В вагоне разговоры о Махно. «Батько» обосновался в своем родном селе Гуляй-Поле. Налетает и жжет. Убивает и вешает. Грабит и насильничает. А прискачут красные конники — всюду пашут землю, ухаживают за скотиной, лузгают семечки — обычные селяне. Попробуй разберись, кто из них бандит, а кто честный крестьянин.
Мы едем в Пологи, село рядом со «столицей» махновских головорезов: участились налеты на железную дорогу. Бандиты облюбовали железнодорожный узел: добыча верная! И ездить от Гуляй-Поля недалеко. Есть свои наводчики: прибыл поезд с ценным грузом, сигнал — и махновцы тут как тут! Выведать бандитский актив — вот наша задача.
На перроне в Пологах Васильев прошептал:
— Проверяет Мухин документы, а у меня поджилки трясутся. Он видел меня в дорожной ЧК. Думаю, узнает, ляпнет на весь вагон: «Здорово»! Вот была бы конспирация!..
— Не узнал, как видишь, — успокоил его я. — А Мухин этот чекист?
— Нет. Железнодорожный контролер. А в ЧК сообщает, если заметит что подозрительное.
— До встречи! — крикнул нам Фисюненко, надвигая брыль на лоб, и зашагал кривой улочкой, обрамленной затравяневшим тыном. Ушел и Вася устраиваться на жительство.

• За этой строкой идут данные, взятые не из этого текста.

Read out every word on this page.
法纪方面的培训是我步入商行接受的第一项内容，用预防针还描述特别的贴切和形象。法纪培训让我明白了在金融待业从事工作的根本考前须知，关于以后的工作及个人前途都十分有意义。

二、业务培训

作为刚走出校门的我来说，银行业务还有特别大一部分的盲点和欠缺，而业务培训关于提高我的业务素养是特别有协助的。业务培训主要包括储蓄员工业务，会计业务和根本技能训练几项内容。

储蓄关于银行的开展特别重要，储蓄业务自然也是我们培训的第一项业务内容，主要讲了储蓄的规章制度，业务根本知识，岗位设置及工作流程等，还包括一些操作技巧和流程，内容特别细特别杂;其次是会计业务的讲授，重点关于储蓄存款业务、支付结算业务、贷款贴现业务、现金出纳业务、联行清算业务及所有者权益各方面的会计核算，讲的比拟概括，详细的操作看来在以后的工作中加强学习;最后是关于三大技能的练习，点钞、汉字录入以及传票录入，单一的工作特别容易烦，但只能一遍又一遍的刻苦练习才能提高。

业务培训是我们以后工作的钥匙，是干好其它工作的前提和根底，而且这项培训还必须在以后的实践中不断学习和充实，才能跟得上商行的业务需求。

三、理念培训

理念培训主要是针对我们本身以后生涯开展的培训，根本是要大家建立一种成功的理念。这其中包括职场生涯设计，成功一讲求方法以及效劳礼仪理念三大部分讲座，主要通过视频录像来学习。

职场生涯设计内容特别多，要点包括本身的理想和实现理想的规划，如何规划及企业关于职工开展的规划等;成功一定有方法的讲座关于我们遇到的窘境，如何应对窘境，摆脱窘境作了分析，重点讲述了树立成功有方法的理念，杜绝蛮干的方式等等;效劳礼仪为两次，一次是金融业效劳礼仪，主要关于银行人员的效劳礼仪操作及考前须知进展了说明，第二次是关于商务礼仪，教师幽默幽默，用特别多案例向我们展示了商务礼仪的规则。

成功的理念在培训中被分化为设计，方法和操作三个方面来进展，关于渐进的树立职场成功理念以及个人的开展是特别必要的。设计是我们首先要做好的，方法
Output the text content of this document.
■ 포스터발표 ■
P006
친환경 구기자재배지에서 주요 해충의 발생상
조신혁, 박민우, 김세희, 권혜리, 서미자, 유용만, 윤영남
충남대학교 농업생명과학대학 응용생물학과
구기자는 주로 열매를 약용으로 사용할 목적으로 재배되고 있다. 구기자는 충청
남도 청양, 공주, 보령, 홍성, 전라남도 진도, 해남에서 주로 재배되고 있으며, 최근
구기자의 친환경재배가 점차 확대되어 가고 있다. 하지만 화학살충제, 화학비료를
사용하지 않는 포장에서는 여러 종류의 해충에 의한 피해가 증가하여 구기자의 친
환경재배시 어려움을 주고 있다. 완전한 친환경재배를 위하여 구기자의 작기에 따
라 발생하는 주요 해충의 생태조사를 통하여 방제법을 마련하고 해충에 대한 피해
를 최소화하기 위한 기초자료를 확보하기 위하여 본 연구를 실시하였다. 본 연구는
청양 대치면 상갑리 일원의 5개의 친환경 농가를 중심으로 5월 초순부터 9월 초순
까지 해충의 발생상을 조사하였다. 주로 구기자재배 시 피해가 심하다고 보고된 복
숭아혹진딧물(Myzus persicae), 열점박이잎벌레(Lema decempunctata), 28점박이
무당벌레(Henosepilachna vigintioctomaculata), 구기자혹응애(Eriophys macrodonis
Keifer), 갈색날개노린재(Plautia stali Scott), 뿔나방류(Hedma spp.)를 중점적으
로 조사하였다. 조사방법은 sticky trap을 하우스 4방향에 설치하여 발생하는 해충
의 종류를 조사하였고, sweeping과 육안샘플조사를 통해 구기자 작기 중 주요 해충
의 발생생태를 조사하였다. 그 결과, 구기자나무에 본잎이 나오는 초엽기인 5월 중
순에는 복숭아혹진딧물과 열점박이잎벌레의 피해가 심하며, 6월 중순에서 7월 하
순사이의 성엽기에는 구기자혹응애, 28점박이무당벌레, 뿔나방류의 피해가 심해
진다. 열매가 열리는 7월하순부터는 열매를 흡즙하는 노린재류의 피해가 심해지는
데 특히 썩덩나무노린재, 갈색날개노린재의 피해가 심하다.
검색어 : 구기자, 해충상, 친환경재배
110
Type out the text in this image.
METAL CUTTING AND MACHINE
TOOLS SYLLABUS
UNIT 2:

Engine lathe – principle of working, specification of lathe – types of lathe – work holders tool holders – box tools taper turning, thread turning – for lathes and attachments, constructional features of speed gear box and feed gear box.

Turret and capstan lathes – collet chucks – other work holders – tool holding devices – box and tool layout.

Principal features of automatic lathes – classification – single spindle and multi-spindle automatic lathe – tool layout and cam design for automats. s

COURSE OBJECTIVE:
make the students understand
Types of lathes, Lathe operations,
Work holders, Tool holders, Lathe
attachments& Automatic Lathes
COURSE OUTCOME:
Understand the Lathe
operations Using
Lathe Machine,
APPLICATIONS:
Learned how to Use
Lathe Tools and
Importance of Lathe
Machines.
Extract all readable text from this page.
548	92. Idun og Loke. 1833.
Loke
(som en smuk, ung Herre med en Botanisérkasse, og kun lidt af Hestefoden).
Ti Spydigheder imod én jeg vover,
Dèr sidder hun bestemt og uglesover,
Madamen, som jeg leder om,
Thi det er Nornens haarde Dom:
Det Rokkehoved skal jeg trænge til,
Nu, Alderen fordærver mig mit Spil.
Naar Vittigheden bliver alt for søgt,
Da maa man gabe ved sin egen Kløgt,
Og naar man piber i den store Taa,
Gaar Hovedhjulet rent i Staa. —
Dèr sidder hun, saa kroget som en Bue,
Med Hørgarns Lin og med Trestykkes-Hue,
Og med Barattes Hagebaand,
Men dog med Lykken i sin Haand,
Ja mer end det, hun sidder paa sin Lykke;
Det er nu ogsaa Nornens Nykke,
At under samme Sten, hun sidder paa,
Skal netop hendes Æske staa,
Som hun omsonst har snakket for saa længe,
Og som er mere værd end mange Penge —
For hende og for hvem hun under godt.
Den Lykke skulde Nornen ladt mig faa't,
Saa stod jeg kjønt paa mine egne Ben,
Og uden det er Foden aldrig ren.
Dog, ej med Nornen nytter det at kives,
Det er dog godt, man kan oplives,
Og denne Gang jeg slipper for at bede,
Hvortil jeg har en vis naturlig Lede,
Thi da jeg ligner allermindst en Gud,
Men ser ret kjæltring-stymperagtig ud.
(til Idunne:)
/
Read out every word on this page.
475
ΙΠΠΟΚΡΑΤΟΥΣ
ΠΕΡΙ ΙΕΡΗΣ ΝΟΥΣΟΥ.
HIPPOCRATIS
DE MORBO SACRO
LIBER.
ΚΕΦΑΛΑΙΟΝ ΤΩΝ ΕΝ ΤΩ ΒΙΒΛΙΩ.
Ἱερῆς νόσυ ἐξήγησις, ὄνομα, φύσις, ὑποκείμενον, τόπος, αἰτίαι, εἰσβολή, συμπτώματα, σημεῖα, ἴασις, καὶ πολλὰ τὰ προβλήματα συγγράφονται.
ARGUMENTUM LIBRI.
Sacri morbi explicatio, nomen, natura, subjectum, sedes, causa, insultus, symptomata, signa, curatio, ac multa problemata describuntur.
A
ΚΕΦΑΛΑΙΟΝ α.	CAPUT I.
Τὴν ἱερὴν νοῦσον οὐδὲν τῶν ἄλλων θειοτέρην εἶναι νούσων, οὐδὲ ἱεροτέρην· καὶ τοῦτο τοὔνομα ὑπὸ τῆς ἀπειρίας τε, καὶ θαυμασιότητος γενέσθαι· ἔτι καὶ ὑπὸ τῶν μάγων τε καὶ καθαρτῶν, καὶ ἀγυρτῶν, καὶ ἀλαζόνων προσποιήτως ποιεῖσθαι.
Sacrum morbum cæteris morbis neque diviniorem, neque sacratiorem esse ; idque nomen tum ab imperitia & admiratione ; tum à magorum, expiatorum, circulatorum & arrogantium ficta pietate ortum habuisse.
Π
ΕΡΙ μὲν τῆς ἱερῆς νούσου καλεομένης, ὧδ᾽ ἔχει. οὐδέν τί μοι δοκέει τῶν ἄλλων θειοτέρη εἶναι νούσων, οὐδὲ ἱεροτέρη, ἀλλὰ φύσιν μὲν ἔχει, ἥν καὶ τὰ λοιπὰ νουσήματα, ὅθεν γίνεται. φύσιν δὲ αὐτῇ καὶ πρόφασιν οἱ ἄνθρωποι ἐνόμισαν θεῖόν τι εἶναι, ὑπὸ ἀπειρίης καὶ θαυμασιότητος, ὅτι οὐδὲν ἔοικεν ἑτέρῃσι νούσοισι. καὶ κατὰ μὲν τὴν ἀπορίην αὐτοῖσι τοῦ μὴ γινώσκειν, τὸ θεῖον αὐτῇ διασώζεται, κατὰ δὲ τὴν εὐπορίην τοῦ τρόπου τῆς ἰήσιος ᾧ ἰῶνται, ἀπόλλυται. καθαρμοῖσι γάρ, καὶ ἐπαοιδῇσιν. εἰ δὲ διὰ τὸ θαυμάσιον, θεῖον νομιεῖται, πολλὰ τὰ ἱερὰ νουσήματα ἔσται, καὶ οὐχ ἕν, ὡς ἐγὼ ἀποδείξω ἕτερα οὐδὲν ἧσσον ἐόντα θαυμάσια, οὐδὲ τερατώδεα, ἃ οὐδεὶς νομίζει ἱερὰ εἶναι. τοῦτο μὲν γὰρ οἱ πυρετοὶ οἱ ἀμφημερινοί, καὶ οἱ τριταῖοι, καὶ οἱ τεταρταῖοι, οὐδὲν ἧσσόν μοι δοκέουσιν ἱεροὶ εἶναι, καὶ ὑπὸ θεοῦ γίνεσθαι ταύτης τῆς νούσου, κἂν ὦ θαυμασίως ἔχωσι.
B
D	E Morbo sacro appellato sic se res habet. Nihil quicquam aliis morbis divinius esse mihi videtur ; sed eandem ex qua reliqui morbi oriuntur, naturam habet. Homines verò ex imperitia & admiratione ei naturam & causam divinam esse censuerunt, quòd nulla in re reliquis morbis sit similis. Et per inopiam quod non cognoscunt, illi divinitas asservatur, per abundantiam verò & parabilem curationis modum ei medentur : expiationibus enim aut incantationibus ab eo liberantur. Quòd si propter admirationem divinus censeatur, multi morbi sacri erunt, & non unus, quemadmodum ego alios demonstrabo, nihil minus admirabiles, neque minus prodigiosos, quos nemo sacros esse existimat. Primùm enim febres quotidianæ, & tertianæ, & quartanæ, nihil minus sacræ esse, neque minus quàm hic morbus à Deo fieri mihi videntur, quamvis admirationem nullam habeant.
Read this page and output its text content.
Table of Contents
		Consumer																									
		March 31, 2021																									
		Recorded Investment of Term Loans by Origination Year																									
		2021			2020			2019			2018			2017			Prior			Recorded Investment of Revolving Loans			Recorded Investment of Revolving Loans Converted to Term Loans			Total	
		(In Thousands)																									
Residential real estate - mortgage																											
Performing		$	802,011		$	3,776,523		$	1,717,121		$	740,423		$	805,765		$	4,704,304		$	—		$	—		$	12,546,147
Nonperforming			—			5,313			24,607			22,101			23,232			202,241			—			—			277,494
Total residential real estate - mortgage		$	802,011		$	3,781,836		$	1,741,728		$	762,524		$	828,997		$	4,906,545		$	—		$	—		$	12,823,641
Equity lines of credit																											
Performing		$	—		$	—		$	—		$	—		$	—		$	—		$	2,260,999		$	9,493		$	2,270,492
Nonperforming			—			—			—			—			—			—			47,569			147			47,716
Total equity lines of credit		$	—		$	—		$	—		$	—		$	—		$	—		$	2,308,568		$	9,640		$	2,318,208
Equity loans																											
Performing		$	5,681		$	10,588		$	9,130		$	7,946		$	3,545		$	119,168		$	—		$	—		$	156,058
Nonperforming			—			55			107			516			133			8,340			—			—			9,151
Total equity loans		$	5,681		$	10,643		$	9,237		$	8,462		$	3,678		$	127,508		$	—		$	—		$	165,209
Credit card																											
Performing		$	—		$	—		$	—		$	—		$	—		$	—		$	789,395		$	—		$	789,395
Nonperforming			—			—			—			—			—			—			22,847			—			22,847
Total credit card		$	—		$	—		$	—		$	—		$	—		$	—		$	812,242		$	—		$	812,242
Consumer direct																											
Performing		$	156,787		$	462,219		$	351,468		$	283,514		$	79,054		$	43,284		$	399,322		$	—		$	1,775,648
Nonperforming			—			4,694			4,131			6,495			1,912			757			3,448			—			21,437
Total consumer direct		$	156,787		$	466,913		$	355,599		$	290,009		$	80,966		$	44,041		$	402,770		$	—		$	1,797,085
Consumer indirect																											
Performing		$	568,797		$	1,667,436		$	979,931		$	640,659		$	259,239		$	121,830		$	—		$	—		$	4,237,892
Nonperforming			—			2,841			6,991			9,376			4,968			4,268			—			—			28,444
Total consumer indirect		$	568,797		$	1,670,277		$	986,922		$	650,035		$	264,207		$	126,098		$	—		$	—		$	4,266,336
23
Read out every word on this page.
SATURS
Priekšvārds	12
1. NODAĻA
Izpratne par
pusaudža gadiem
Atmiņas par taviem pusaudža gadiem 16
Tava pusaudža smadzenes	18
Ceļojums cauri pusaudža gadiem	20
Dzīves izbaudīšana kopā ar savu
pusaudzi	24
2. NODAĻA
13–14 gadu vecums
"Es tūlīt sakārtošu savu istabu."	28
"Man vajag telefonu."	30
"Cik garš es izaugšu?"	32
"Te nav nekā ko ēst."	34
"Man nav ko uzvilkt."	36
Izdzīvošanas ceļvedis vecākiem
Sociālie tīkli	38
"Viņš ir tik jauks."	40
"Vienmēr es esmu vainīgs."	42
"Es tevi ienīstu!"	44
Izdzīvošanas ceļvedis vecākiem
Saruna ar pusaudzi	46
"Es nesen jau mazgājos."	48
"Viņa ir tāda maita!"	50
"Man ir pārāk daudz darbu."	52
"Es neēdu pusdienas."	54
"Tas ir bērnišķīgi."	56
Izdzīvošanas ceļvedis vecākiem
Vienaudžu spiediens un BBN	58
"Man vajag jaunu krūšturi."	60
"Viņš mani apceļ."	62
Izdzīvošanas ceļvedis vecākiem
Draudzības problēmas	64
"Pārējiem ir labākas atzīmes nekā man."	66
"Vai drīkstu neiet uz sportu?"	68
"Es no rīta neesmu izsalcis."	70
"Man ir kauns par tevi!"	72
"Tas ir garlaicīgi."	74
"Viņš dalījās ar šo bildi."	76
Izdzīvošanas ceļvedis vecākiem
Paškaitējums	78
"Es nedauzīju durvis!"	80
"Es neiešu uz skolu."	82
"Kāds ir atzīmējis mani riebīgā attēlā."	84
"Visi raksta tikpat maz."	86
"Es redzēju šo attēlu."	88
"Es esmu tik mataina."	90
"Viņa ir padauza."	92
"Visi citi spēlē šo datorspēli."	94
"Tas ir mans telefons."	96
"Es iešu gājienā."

Вечерело. Солнце проглядывало из-за веток яворов, что изломанным строем стояли по-над Кривым Шляхом — главной улицей Полог. Над дорогой висело серое полотнище пыли, поднятой скотиной. Коровы мычали возле своих дворов. Пахло свежим сеном и дымком вечерних костров.
За углом я увидел сгорбленную старуху, прутом шугавшую ленивых, объевшихся за день гусей. Они с сытым гоготом косили головы на хозяйку и не торопясь, по-генеральски, вышагивали прижимаясь к осевшему тыну, оплетенному хмелем.